Google Doodle did not take the day off Monday, when it hailed the American worker on Labor Day.
It has been a federal holiday since 1894 — when it was signed into law by President Grover Cleveland – and Americans traditionally celebrate by holding barbecues and parades, going on picnics, attending block parties and taking trips to the beach.
Labor Day in the United States of America is a public holiday celebrated on the first Monday in September. It honors the American labor movement and the contributions that workers have made to the strength, prosperity, laws, and well-being of the country. It is the Monday of the long weekend known as Labor Day Weekend. It is recognized as a federal holiday.
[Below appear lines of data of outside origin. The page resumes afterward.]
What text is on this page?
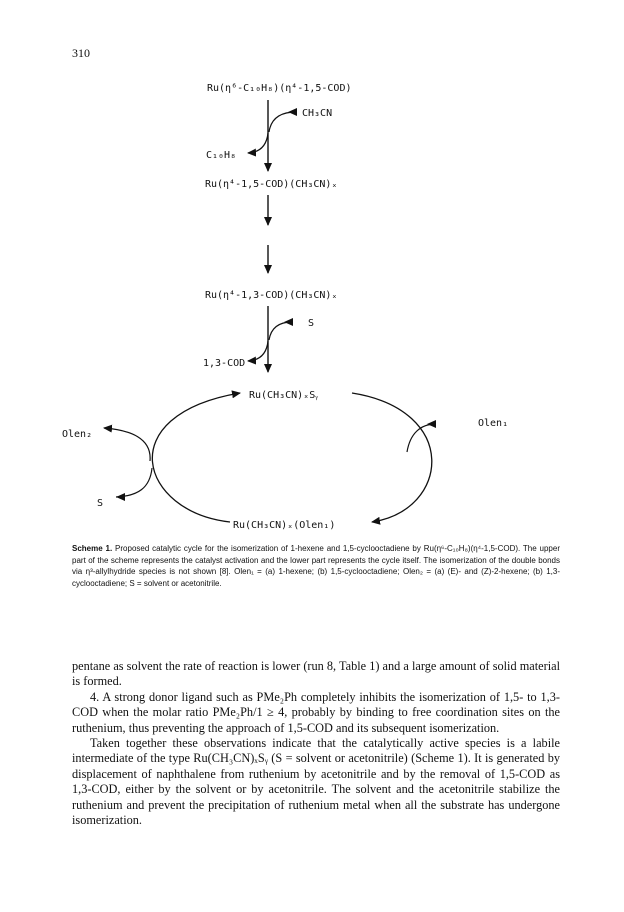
310
Ru(η⁶-C₁₀H₈)(η⁴-1,5-COD)
CH₃CN
C₁₀H₈
Ru(η⁴-1,5-COD)(CH₃CN)ₓ
Ru(η⁴-1,3-COD)(CH₃CN)ₓ
S
1,3-COD
Ru(CH₃CN)ₓSᵧ
Olen₂
S
Olen₁
Ru(CH₃CN)ₓ(Olen₁)

Scheme 1. Proposed catalytic cycle for the isomerization of 1-hexene and 1,5-cyclooctadiene by Ru(η⁶-C₁₀H₈)(η⁴-1,5-COD). The upper part of the scheme represents the catalyst activation and the lower part represents the cycle itself. The isomerization of the double bonds via η³-allylhydride species is not shown [8]. Olen₁ = (a) 1-hexene; (b) 1,5-cyclooctadiene; Olen₂ = (a) (E)- and (Z)-2-hexene; (b) 1,3-cyclooctadiene; S = solvent or acetonitrile.

pentane as solvent the rate of reaction is lower (run 8, Table 1) and a large amount of solid material is formed.

4. A strong donor ligand such as PMe₂Ph completely inhibits the isomerization of 1,5- to 1,3-COD when the molar ratio PMe₂Ph/1 ≥ 4, probably by binding to free coordination sites on the ruthenium, thus preventing the approach of 1,5-COD and its subsequent isomerization.

Taken together these observations indicate that the catalytically active species is a labile intermediate of the type Ru(CH₃CN)ₓSᵧ (S = solvent or acetonitrile) (Scheme 1). It is generated by displacement of naphthalene from ruthenium by acetonitrile and by the removal of 1,5-COD as 1,3-COD, either by the solvent or by acetonitrile. The solvent and the acetonitrile stabilize the ruthenium and prevent the precipitation of ruthenium metal when all the substrate has undergone isomerization.
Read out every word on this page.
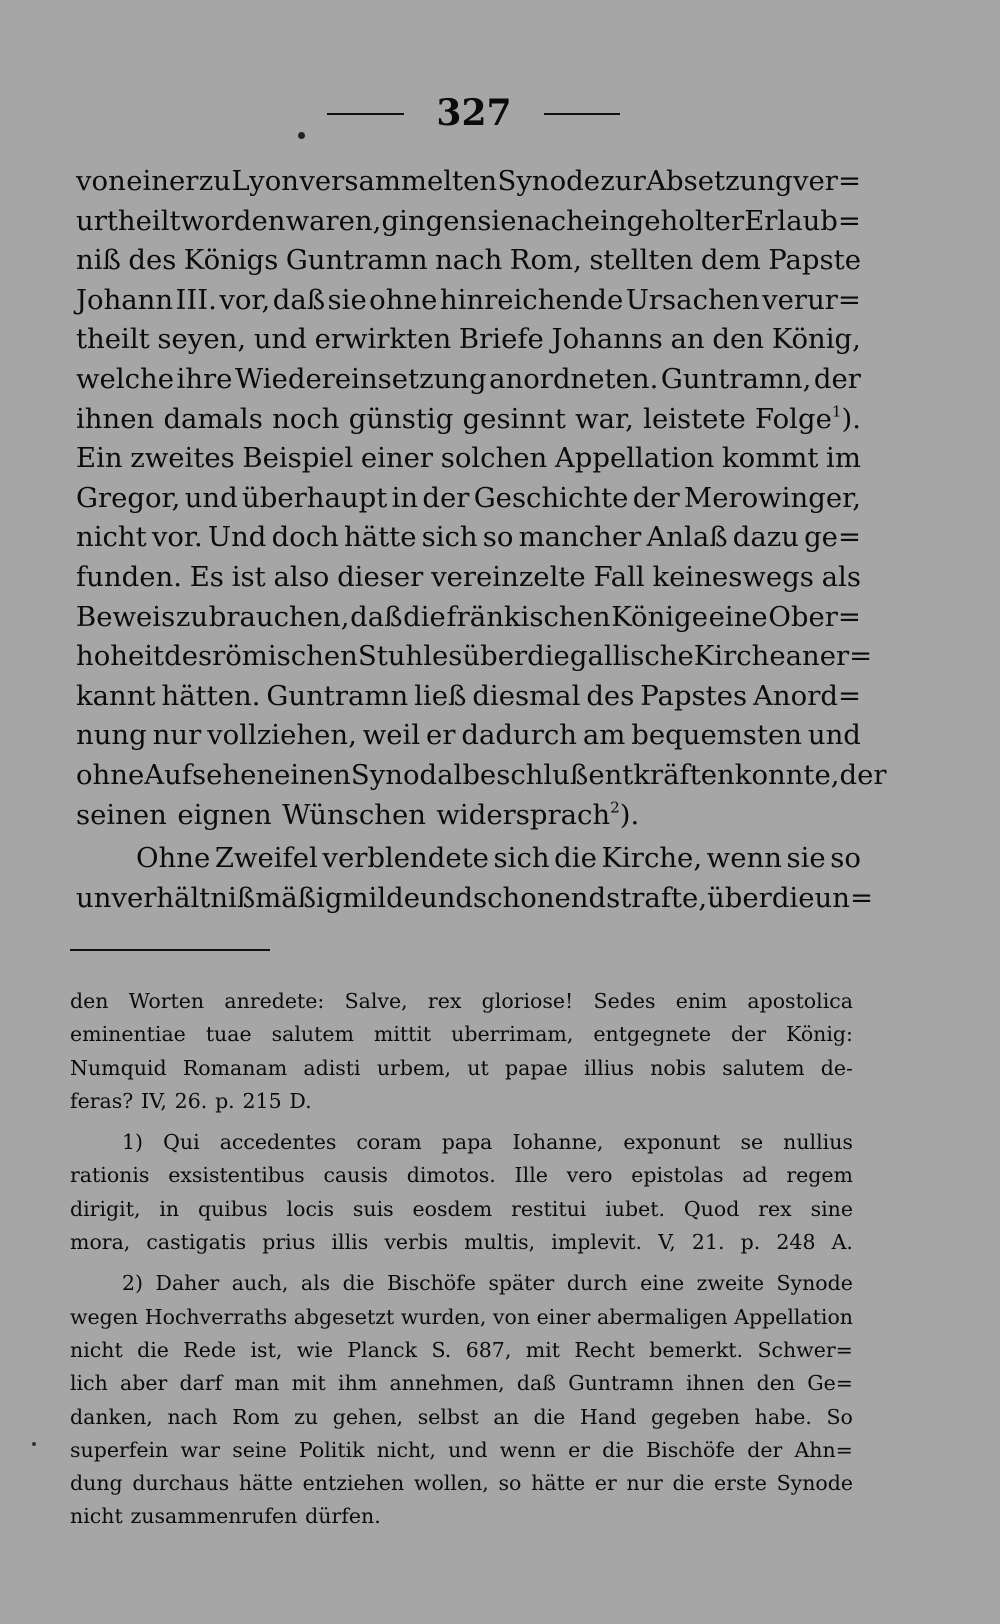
327
von einer zu Lyon versammelten Synode zur Absetzung ver=
urtheilt worden waren, gingen sie nach eingeholter Erlaub=
niß des Königs Guntramn nach Rom, stellten dem Papste
Johann III. vor, daß sie ohne hinreichende Ursachen verur=
theilt seyen, und erwirkten Briefe Johanns an den König,
welche ihre Wiedereinsetzung anordneten. Guntramn, der
ihnen damals noch günstig gesinnt war, leistete Folge$^1$).
Ein zweites Beispiel einer solchen Appellation kommt im
Gregor, und überhaupt in der Geschichte der Merowinger,
nicht vor. Und doch hätte sich so mancher Anlaß dazu ge=
funden. Es ist also dieser vereinzelte Fall keineswegs als
Beweis zu brauchen, daß die fränkischen Könige eine Ober=
hoheit des römischen Stuhles über die gallische Kirche aner=
kannt hätten. Guntramn ließ diesmal des Papstes Anord=
nung nur vollziehen, weil er dadurch am bequemsten und
ohne Aufsehen einen Synodalbeschluß entkräften konnte, der
seinen eignen Wünschen widersprach$^2$).
Ohne Zweifel verblendete sich die Kirche, wenn sie so
unverhältnißmäßig milde und schonend strafte, über die un=
den Worten anredete: Salve, rex gloriose! Sedes enim apostolica
eminentiae tuae salutem mittit uberrimam, entgegnete der König:
Numquid Romanam adisti urbem, ut papae illius nobis salutem de-
feras? IV, 26. p. 215 D.
1) Qui accedentes coram papa Iohanne, exponunt se nullius
rationis exsistentibus causis dimotos. Ille vero epistolas ad regem
dirigit, in quibus locis suis eosdem restitui iubet. Quod rex sine
mora, castigatis prius illis verbis multis, implevit. V, 21. p. 248 A.
2) Daher auch, als die Bischöfe später durch eine zweite Synode
wegen Hochverraths abgesetzt wurden, von einer abermaligen Appellation
nicht die Rede ist, wie Planck S. 687, mit Recht bemerkt. Schwer=
lich aber darf man mit ihm annehmen, daß Guntramn ihnen den Ge=
danken, nach Rom zu gehen, selbst an die Hand gegeben habe. So
superfein war seine Politik nicht, und wenn er die Bischöfe der Ahn=
dung durchaus hätte entziehen wollen, so hätte er nur die erste Synode
nicht zusammenrufen dürfen.
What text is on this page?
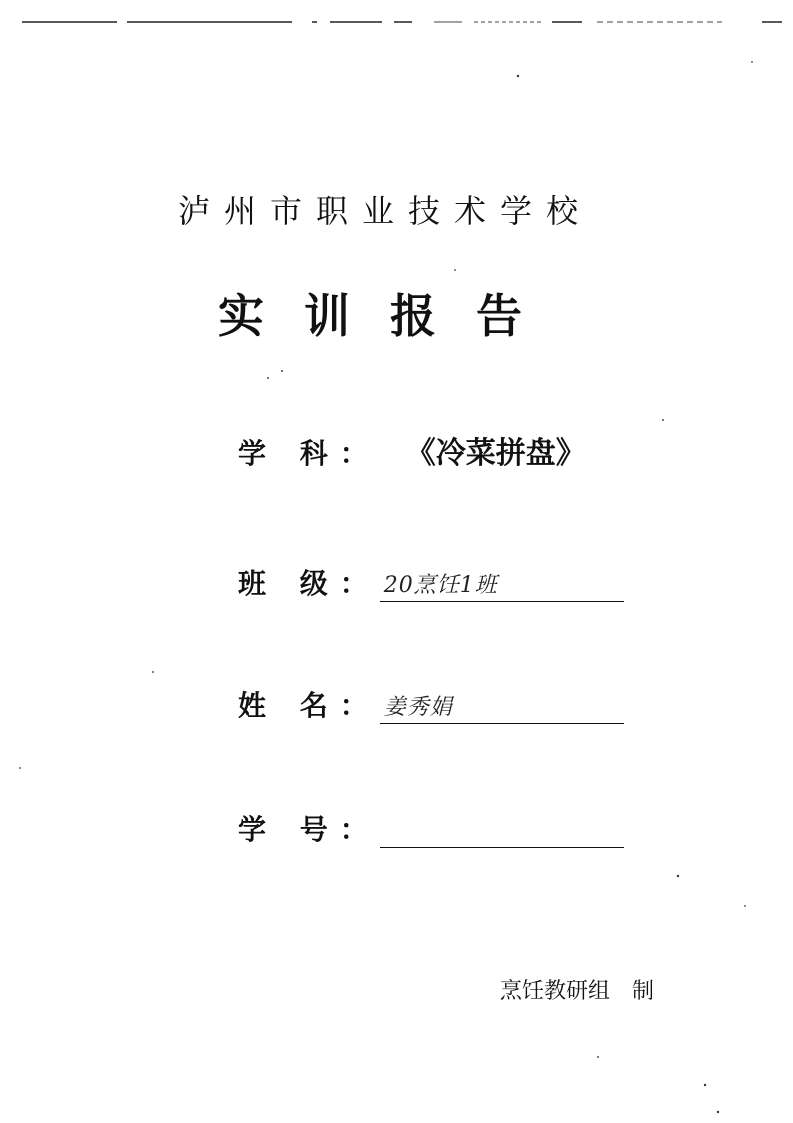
泸州市职业技术学校
实训报告
学 科： 《冷菜拼盘》
班 级： 20烹饪1班
姓 名： 姜秀娟
学 号：
烹饪教研组　制
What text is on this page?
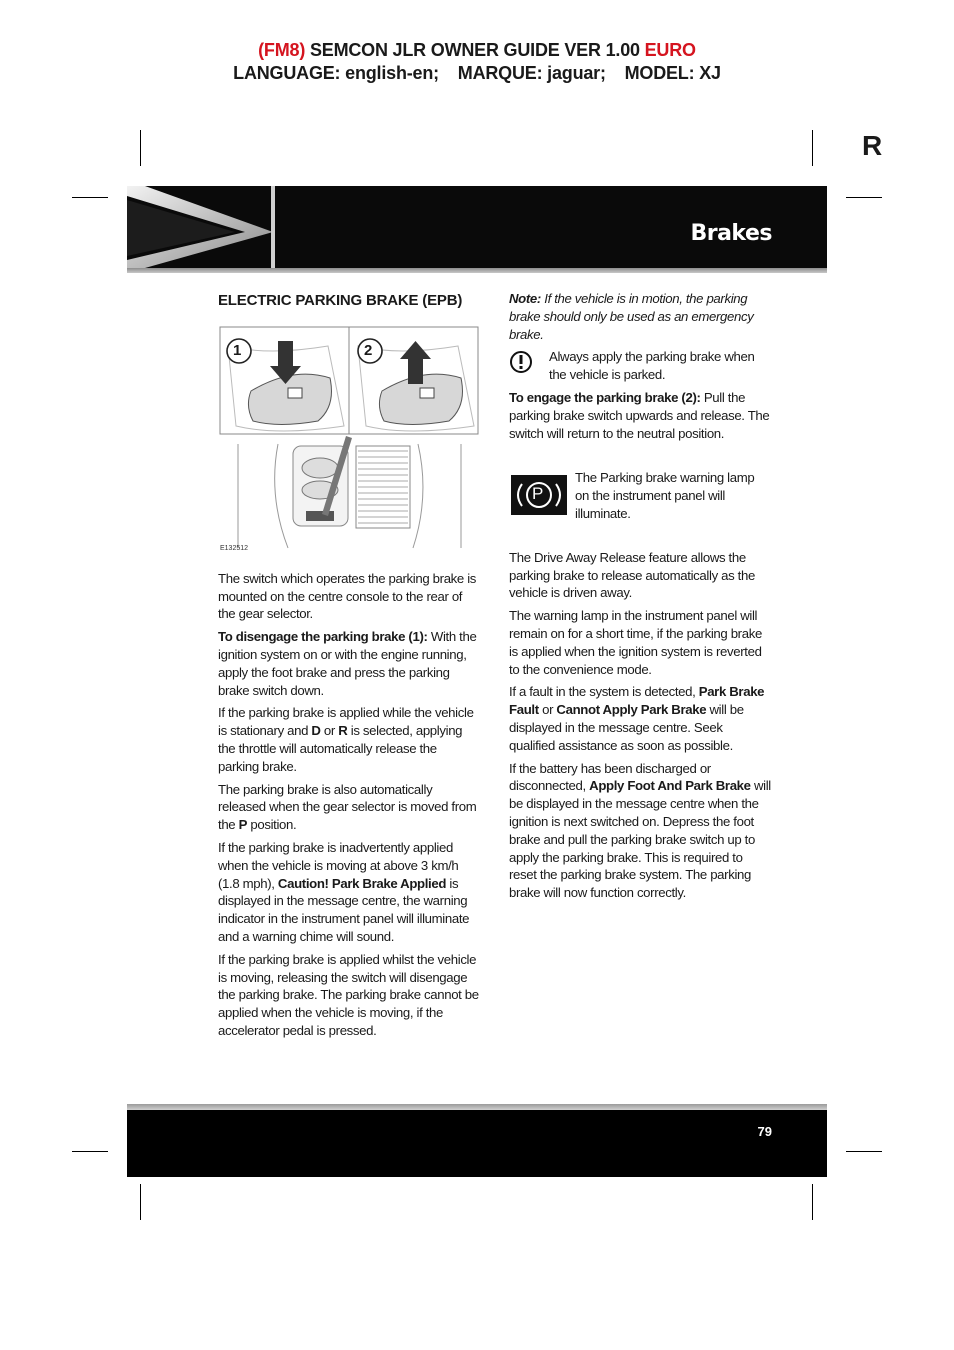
(FM8) SEMCON JLR OWNER GUIDE VER 1.00 EURO
LANGUAGE: english-en; MARQUE: jaguar; MODEL: XJ
R
Brakes
ELECTRIC PARKING BRAKE (EPB)
1	2
E132512

The switch which operates the parking brake is mounted on the centre console to the rear of the gear selector.

To disengage the parking brake (1): With the ignition system on or with the engine running, apply the foot brake and press the parking brake switch down.

If the parking brake is applied while the vehicle is stationary and D or R is selected, applying the throttle will automatically release the parking brake.

The parking brake is also automatically released when the gear selector is moved from the P position.

If the parking brake is inadvertently applied when the vehicle is moving at above 3 km/h (1.8 mph), Caution! Park Brake Applied is displayed in the message centre, the warning indicator in the instrument panel will illuminate and a warning chime will sound.

If the parking brake is applied whilst the vehicle is moving, releasing the switch will disengage the parking brake. The parking brake cannot be applied when the vehicle is moving, if the accelerator pedal is pressed.

Note: If the vehicle is in motion, the parking brake should only be used as an emergency brake.

Always apply the parking brake when the vehicle is parked.

To engage the parking brake (2): Pull the parking brake switch upwards and release. The switch will return to the neutral position.

P
The Parking brake warning lamp on the instrument panel will illuminate.

The Drive Away Release feature allows the parking brake to release automatically as the vehicle is driven away.

The warning lamp in the instrument panel will remain on for a short time, if the parking brake is applied when the ignition system is reverted to the convenience mode.

If a fault in the system is detected, Park Brake Fault or Cannot Apply Park Brake will be displayed in the message centre. Seek qualified assistance as soon as possible.

If the battery has been discharged or disconnected, Apply Foot And Park Brake will be displayed in the message centre when the ignition is next switched on. Depress the foot brake and pull the parking brake switch up to apply the parking brake. This is required to reset the parking brake system. The parking brake will now function correctly.

79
Beginning in the late 19th century, as the trade union and labor movements grew, trade unionists proposed that a day be set aside to celebrate labor. “Labor Day” was promoted by the Central Labor Union and the Knights of Labor, which organized the first parade in New York City. In 1887, Oregon was the first state of the United States to make it an official public holiday. By the time it became an official federal holiday in 1894, thirty states in the United States officially celebrated Labor Day.
Both Peter J. McGuire, cofounder of the American Federation of Labor, and Matthew Maguire, a secretary of the Central Labor Union, have been credited with first proposing the holiday.
“Today’s Doodle honors all hard-working people—whether they be doctors, cooks, plumbers, construction workers, or of any other profession,” Google said.